Our study findings, that associate higher LDL particles (total and large) with AI, differ slightly from earlier studies which showed a significant positive association of baPWV (a measure of arterial stiffness) with lipoprotein subclasses of total LDL-p and small LDL-p in relatively healthy population (age 40–49 years) [21] and with very small LDL-p in patients with impaired glucose metabolism [22]. The reason for these varied results among these studies could be due to use of different methods to examine the peripheral arterial stiffness and use of different laboratory techniques to measure the subclasses of lipoproteins.

HDL particles do not follow traditional inverse relationship with CV risk factors, therefore complicating proper assessment of the relative roles of distinct HDL particles in cardio-protection [15, 23, 24]. We discovered that all subclasses of HDL showed a significant positive association with AI in adjusted models.

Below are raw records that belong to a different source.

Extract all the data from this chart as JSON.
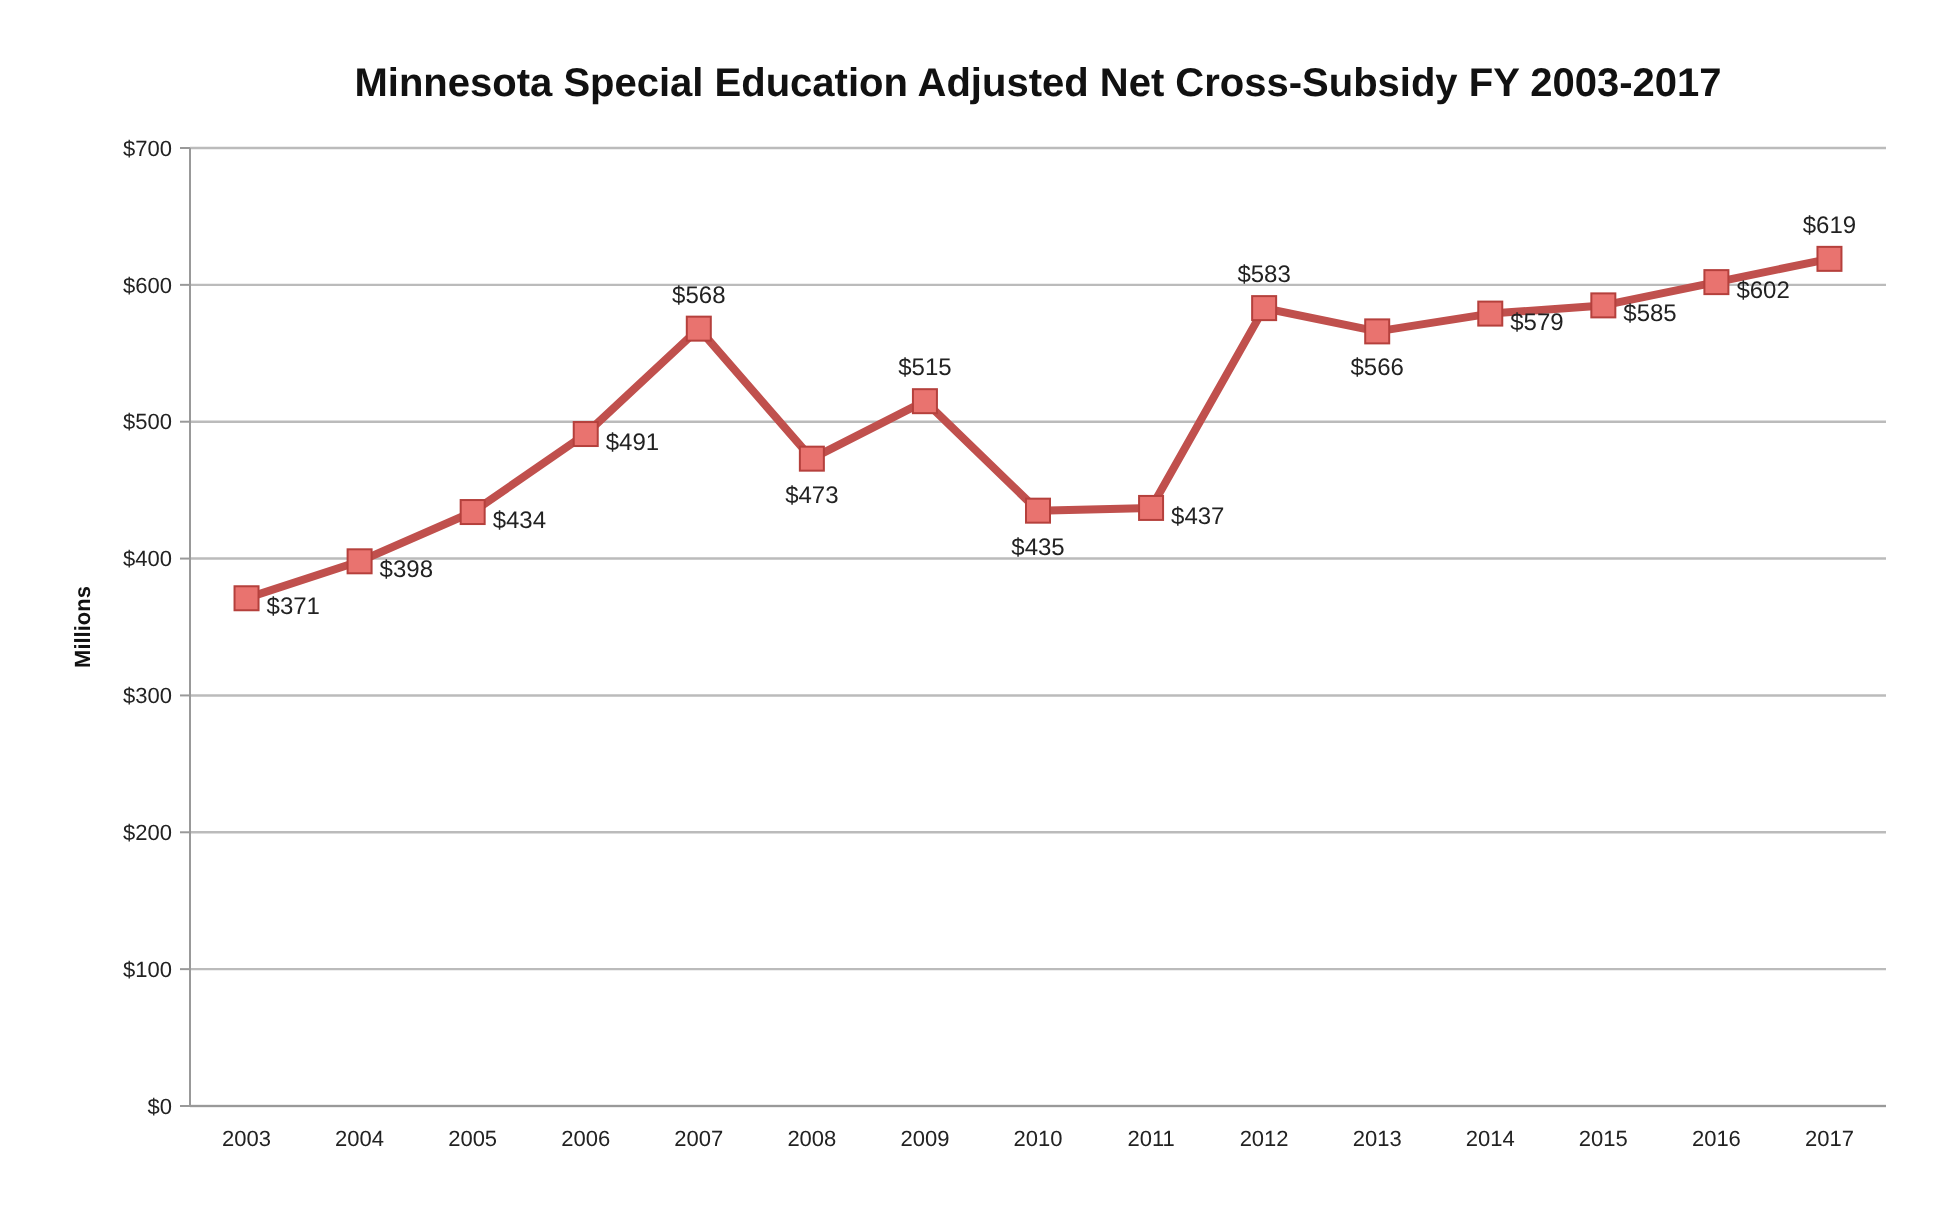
{
  "chart_data": {
    "type": "line",
    "title": "Minnesota Special Education Adjusted Net Cross-Subsidy FY 2003-2017",
    "ylabel": "Millions",
    "categories": [
      "2003",
      "2004",
      "2005",
      "2006",
      "2007",
      "2008",
      "2009",
      "2010",
      "2011",
      "2012",
      "2013",
      "2014",
      "2015",
      "2016",
      "2017"
    ],
    "series": [
      {
        "color": "#c0504d",
        "values": [
          371,
          398,
          434,
          491,
          568,
          473,
          515,
          435,
          437,
          583,
          566,
          579,
          585,
          602,
          619
        ],
        "value_labels": [
          "$371",
          "$398",
          "$434",
          "$491",
          "$568",
          "$473",
          "$515",
          "$435",
          "$437",
          "$583",
          "$566",
          "$579",
          "$585",
          "$602",
          "$619"
        ]
      }
    ],
    "ylim": [
      0,
      700
    ],
    "yticks": [
      {
        "value": 0,
        "label": "$0"
      },
      {
        "value": 100,
        "label": "$100"
      },
      {
        "value": 200,
        "label": "$200"
      },
      {
        "value": 300,
        "label": "$300"
      },
      {
        "value": 400,
        "label": "$400"
      },
      {
        "value": 500,
        "label": "$500"
      },
      {
        "value": 600,
        "label": "$600"
      },
      {
        "value": 700,
        "label": "$700"
      }
    ],
    "grid": "y",
    "marker": "square",
    "line_style": "solid"
  }
}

This finding was not unique to our study as previous published papers describe a positive relationship of HDL particles with AI [21, 25, 26].

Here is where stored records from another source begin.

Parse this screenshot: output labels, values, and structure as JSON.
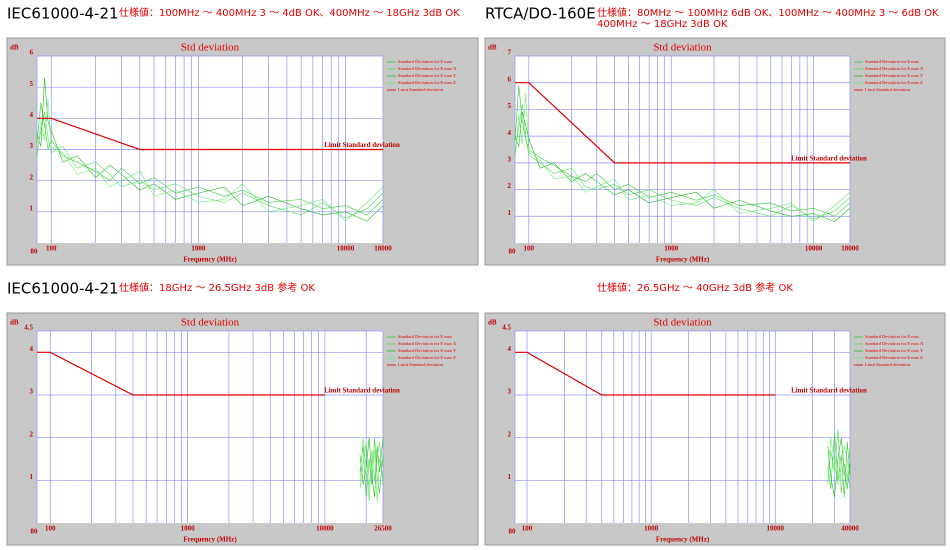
{
  "chart_data": [
    {
      "type": "line",
      "heading": "IEC61000-4-21",
      "spec": [
        "仕様値：100MHz ～ 400MHz 3 ～ 4dB OK、400MHz ～ 18GHz 3dB OK"
      ],
      "title": "Std deviation",
      "x_label": "Frequency (MHz)",
      "y_label": "dB",
      "annotation": "Limit Standard deviation",
      "xscale": "log",
      "xlim": [
        80,
        18000
      ],
      "xticks": [
        80,
        100,
        1000,
        10000,
        18000
      ],
      "xgrid": [
        200,
        300,
        400,
        500,
        600,
        700,
        800,
        900,
        2000,
        3000,
        4000,
        5000,
        6000,
        7000,
        8000,
        9000
      ],
      "ylim": [
        0,
        6
      ],
      "yticks": [
        1,
        2,
        3,
        4,
        5,
        6
      ],
      "grid": true,
      "x": [
        80,
        85,
        90,
        95,
        100,
        120,
        150,
        200,
        250,
        300,
        400,
        500,
        700,
        1000,
        1500,
        2000,
        3000,
        5000,
        7000,
        10000,
        14000,
        18000
      ],
      "series": [
        {
          "name": "Standard Deviation for E max",
          "color": "#33cc33",
          "values": [
            3.2,
            4.5,
            3.8,
            3.0,
            3.3,
            2.8,
            2.6,
            2.3,
            2.0,
            2.4,
            1.9,
            2.1,
            1.6,
            1.8,
            1.5,
            1.7,
            1.3,
            1.4,
            1.1,
            1.2,
            0.9,
            1.4
          ]
        },
        {
          "name": "Standard Deviation for E max X",
          "color": "#55dd55",
          "values": [
            2.9,
            3.6,
            4.2,
            3.4,
            2.9,
            3.1,
            2.4,
            2.6,
            2.2,
            1.8,
            2.0,
            1.7,
            1.9,
            1.5,
            1.3,
            1.6,
            1.2,
            0.9,
            1.3,
            0.8,
            1.1,
            1.6
          ]
        },
        {
          "name": "Standard Deviation for E max Y",
          "color": "#22bb22",
          "values": [
            3.5,
            3.1,
            5.3,
            3.9,
            3.6,
            2.6,
            2.8,
            2.1,
            2.5,
            2.2,
            1.7,
            1.9,
            1.4,
            1.6,
            1.8,
            1.2,
            1.5,
            1.1,
            0.9,
            1.0,
            0.7,
            1.2
          ]
        },
        {
          "name": "Standard Deviation for E max Z",
          "color": "#66ee66",
          "values": [
            2.7,
            3.9,
            3.3,
            4.6,
            3.1,
            2.9,
            2.2,
            2.4,
            1.8,
            2.0,
            2.3,
            1.5,
            1.7,
            1.3,
            1.4,
            1.9,
            1.0,
            1.2,
            1.4,
            0.7,
            1.3,
            1.8
          ]
        },
        {
          "name": "Limit Standard deviation",
          "color": "#e00000",
          "x": [
            80,
            100,
            400,
            18000
          ],
          "values": [
            4,
            4,
            3,
            3
          ]
        }
      ]
    },
    {
      "type": "line",
      "heading": "RTCA/DO-160E",
      "spec": [
        "仕様値：80MHz ～ 100MHz 6dB OK、100MHz ～ 400MHz 3 ～ 6dB OK",
        "400MHz ～ 18GHz 3dB OK"
      ],
      "title": "Std deviation",
      "x_label": "Frequency (MHz)",
      "y_label": "dB",
      "annotation": "Limit Standard deviation",
      "xscale": "log",
      "xlim": [
        80,
        18000
      ],
      "xticks": [
        80,
        100,
        1000,
        10000,
        18000
      ],
      "xgrid": [
        200,
        300,
        400,
        500,
        600,
        700,
        800,
        900,
        2000,
        3000,
        4000,
        5000,
        6000,
        7000,
        8000,
        9000
      ],
      "ylim": [
        0,
        7
      ],
      "yticks": [
        1,
        2,
        3,
        4,
        5,
        6,
        7
      ],
      "grid": true,
      "x": [
        80,
        85,
        90,
        95,
        100,
        120,
        150,
        200,
        250,
        300,
        400,
        500,
        700,
        1000,
        1500,
        2000,
        3000,
        5000,
        7000,
        10000,
        14000,
        18000
      ],
      "series": [
        {
          "name": "Standard Deviation for E max",
          "color": "#33cc33",
          "values": [
            3.8,
            5.9,
            4.6,
            3.9,
            3.5,
            3.2,
            2.9,
            2.5,
            2.3,
            2.6,
            2.0,
            2.2,
            1.7,
            1.9,
            1.6,
            1.8,
            1.4,
            1.5,
            1.2,
            1.3,
            1.0,
            1.5
          ]
        },
        {
          "name": "Standard Deviation for E max X",
          "color": "#55dd55",
          "values": [
            3.4,
            4.3,
            5.2,
            4.0,
            3.3,
            3.0,
            2.6,
            2.8,
            2.1,
            2.0,
            2.2,
            1.8,
            2.0,
            1.6,
            1.4,
            1.7,
            1.3,
            1.0,
            1.4,
            0.9,
            1.2,
            1.7
          ]
        },
        {
          "name": "Standard Deviation for E max Y",
          "color": "#22bb22",
          "values": [
            4.0,
            3.6,
            4.9,
            4.4,
            3.9,
            2.8,
            3.0,
            2.3,
            2.6,
            2.3,
            1.8,
            2.0,
            1.5,
            1.7,
            1.9,
            1.3,
            1.6,
            1.2,
            1.0,
            1.1,
            0.8,
            1.3
          ]
        },
        {
          "name": "Standard Deviation for E max Z",
          "color": "#66ee66",
          "values": [
            3.1,
            4.8,
            3.7,
            5.6,
            3.4,
            3.1,
            2.4,
            2.5,
            1.9,
            2.1,
            2.4,
            1.6,
            1.8,
            1.4,
            1.5,
            2.0,
            1.1,
            1.3,
            1.5,
            0.8,
            1.4,
            1.9
          ]
        },
        {
          "name": "Limit Standard deviation",
          "color": "#e00000",
          "x": [
            80,
            100,
            400,
            18000
          ],
          "values": [
            6,
            6,
            3,
            3
          ]
        }
      ]
    },
    {
      "type": "line",
      "heading": "IEC61000-4-21",
      "spec": [
        "仕様値：18GHz ～ 26.5GHz 3dB 参考 OK"
      ],
      "title": "Std deviation",
      "x_label": "Frequency (MHz)",
      "y_label": "dB",
      "annotation": "Limit Standard deviation",
      "xscale": "log",
      "xlim": [
        80,
        26500
      ],
      "xticks": [
        80,
        100,
        1000,
        10000,
        26500
      ],
      "xgrid": [
        200,
        300,
        400,
        500,
        600,
        700,
        800,
        900,
        2000,
        3000,
        4000,
        5000,
        6000,
        7000,
        8000,
        9000,
        20000
      ],
      "ylim": [
        0,
        4.5
      ],
      "yticks": [
        1,
        2,
        3,
        4,
        4.5
      ],
      "grid": true,
      "x": [
        18000,
        19000,
        20000,
        21000,
        22000,
        23000,
        24000,
        25000,
        26500
      ],
      "series": [
        {
          "name": "Standard Deviation for E max",
          "color": "#33cc33",
          "values": [
            1.2,
            1.8,
            0.6,
            1.5,
            0.9,
            2.0,
            1.1,
            0.7,
            1.6
          ]
        },
        {
          "name": "Standard Deviation for E max X",
          "color": "#55dd55",
          "values": [
            0.8,
            1.4,
            1.9,
            0.5,
            1.7,
            1.0,
            1.5,
            1.9,
            0.9
          ]
        },
        {
          "name": "Standard Deviation for E max Y",
          "color": "#22bb22",
          "values": [
            1.6,
            0.9,
            1.3,
            2.0,
            1.1,
            0.6,
            1.8,
            1.2,
            2.0
          ]
        },
        {
          "name": "Standard Deviation for E max Z",
          "color": "#66ee66",
          "values": [
            1.0,
            2.0,
            1.2,
            0.9,
            1.4,
            1.7,
            0.5,
            1.5,
            1.1
          ]
        },
        {
          "name": "Limit Standard deviation",
          "color": "#e00000",
          "x": [
            80,
            100,
            400,
            10000
          ],
          "values": [
            4,
            4,
            3,
            3
          ]
        }
      ]
    },
    {
      "type": "line",
      "spec": [
        "仕様値：26.5GHz ～ 40GHz 3dB 参考 OK"
      ],
      "title": "Std deviation",
      "x_label": "Frequency (MHz)",
      "y_label": "dB",
      "annotation": "Limit Standard deviation",
      "xscale": "log",
      "xlim": [
        80,
        40000
      ],
      "xticks": [
        80,
        100,
        1000,
        10000,
        40000
      ],
      "xgrid": [
        200,
        300,
        400,
        500,
        600,
        700,
        800,
        900,
        2000,
        3000,
        4000,
        5000,
        6000,
        7000,
        8000,
        9000,
        20000,
        30000
      ],
      "ylim": [
        0,
        4.5
      ],
      "yticks": [
        1,
        2,
        3,
        4,
        4.5
      ],
      "grid": true,
      "x": [
        26500,
        28000,
        30000,
        32000,
        34000,
        36000,
        38000,
        40000
      ],
      "series": [
        {
          "name": "Standard Deviation for E max",
          "color": "#33cc33",
          "values": [
            1.3,
            0.8,
            2.1,
            1.0,
            1.6,
            0.6,
            1.9,
            1.1
          ]
        },
        {
          "name": "Standard Deviation for E max X",
          "color": "#55dd55",
          "values": [
            0.9,
            1.7,
            1.2,
            2.2,
            0.7,
            1.4,
            1.0,
            1.8
          ]
        },
        {
          "name": "Standard Deviation for E max Y",
          "color": "#22bb22",
          "values": [
            1.8,
            1.1,
            0.6,
            1.5,
            2.0,
            1.2,
            0.8,
            1.4
          ]
        },
        {
          "name": "Standard Deviation for E max Z",
          "color": "#66ee66",
          "values": [
            1.1,
            2.0,
            1.4,
            0.9,
            1.3,
            1.8,
            1.5,
            0.7
          ]
        },
        {
          "name": "Limit Standard deviation",
          "color": "#e00000",
          "x": [
            80,
            100,
            400,
            10000
          ],
          "values": [
            4,
            4,
            3,
            3
          ]
        }
      ]
    }
  ]
}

Neither triglycerides nor the triglyceride-rich VLDL particles were associated with the AI in our study population. The reasons for this unexpected lack of relationship are not readily clear. Previous studies had shown strong associations of VLDL particles with peripheral arterial stiffness [21]. Our study showed a paradoxical trend toward decreasing BMI with increasing AI. Our study is not the first to report this negative association of obesity with augmentation index [27]. For this reason, we controlled for BMI in the lipoprotein statistical analyses.

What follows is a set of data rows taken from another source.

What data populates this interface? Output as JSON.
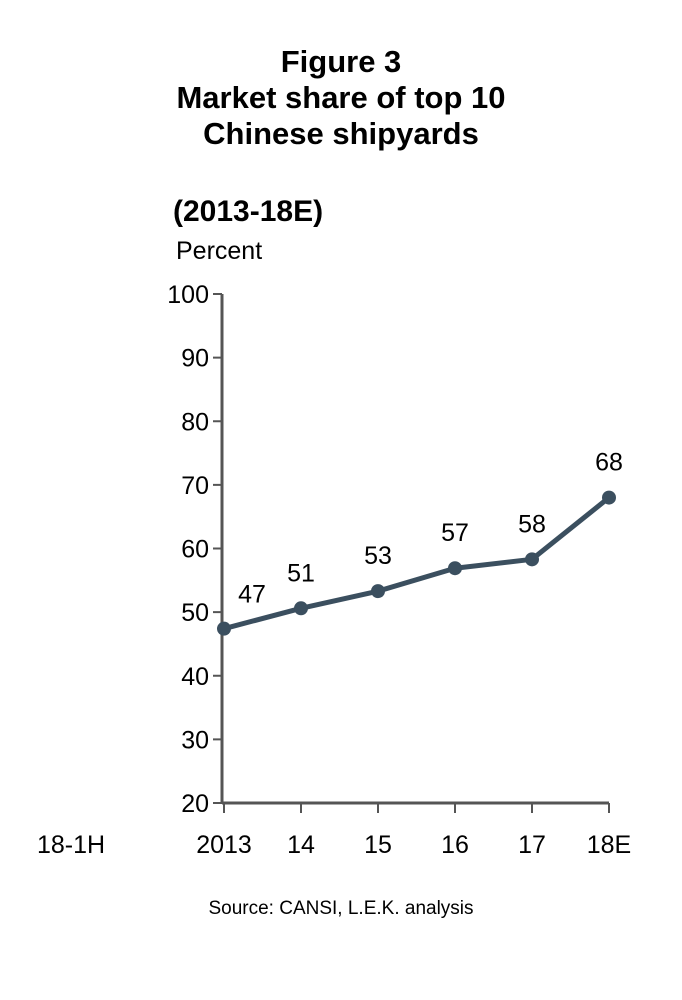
{
  "header": {
    "figure_label": "Figure 3",
    "title_line1": "Market share of top 10",
    "title_line2": "Chinese shipyards",
    "range": "(2013-18E)",
    "unit": "Percent"
  },
  "source": "Source: CANSI, L.E.K. analysis",
  "chart_data": {
    "type": "line",
    "title": "Market share of top 10 Chinese shipyards",
    "subtitle": "(2013-18E)",
    "ylabel": "Percent",
    "xlabel": "",
    "extra_x_label": "18-1H",
    "categories": [
      "2013",
      "14",
      "15",
      "16",
      "17",
      "18E"
    ],
    "series": [
      {
        "values": [
          47.4,
          50.6,
          53.3,
          56.9,
          58.3,
          68.0
        ],
        "labels": [
          "47",
          "51",
          "53",
          "57",
          "58",
          "68"
        ]
      }
    ],
    "ylim": [
      20,
      100
    ],
    "yticks": [
      20,
      30,
      40,
      50,
      60,
      70,
      80,
      90,
      100
    ],
    "grid": false,
    "line_color": "#3b4f5f"
  }
}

Our study is limited by the small sample size which diminishes the study’s power. The cross-sectional nature of the study precludes conclusions on causality. The largely Hispanic population also limits the generalizability of the study’s findings. We only measured the association of lipids with measures of peripheral arterial stiffness. The inherent variability of the AI as a measure of overall vascular function may indicate that comparison of different methods of AI is needed to predict the association with all classes of lipids.

Conclusions

In conclusion, our study shows that measures of lipoprotein subclasses are associated with increased peripheral arterial stiffness as measured by AI in a high metabolic risk population. Our study represents a step toward determining the true relationship between lipids and arterial stiffness. Once this relationship is clarified further, pharmacological and lifestyle interventions can be studied in the context of their effect on levels of these lipoprotein subclasses, with the aim of correcting these abnormalities in time and potentially preventing further CVD events.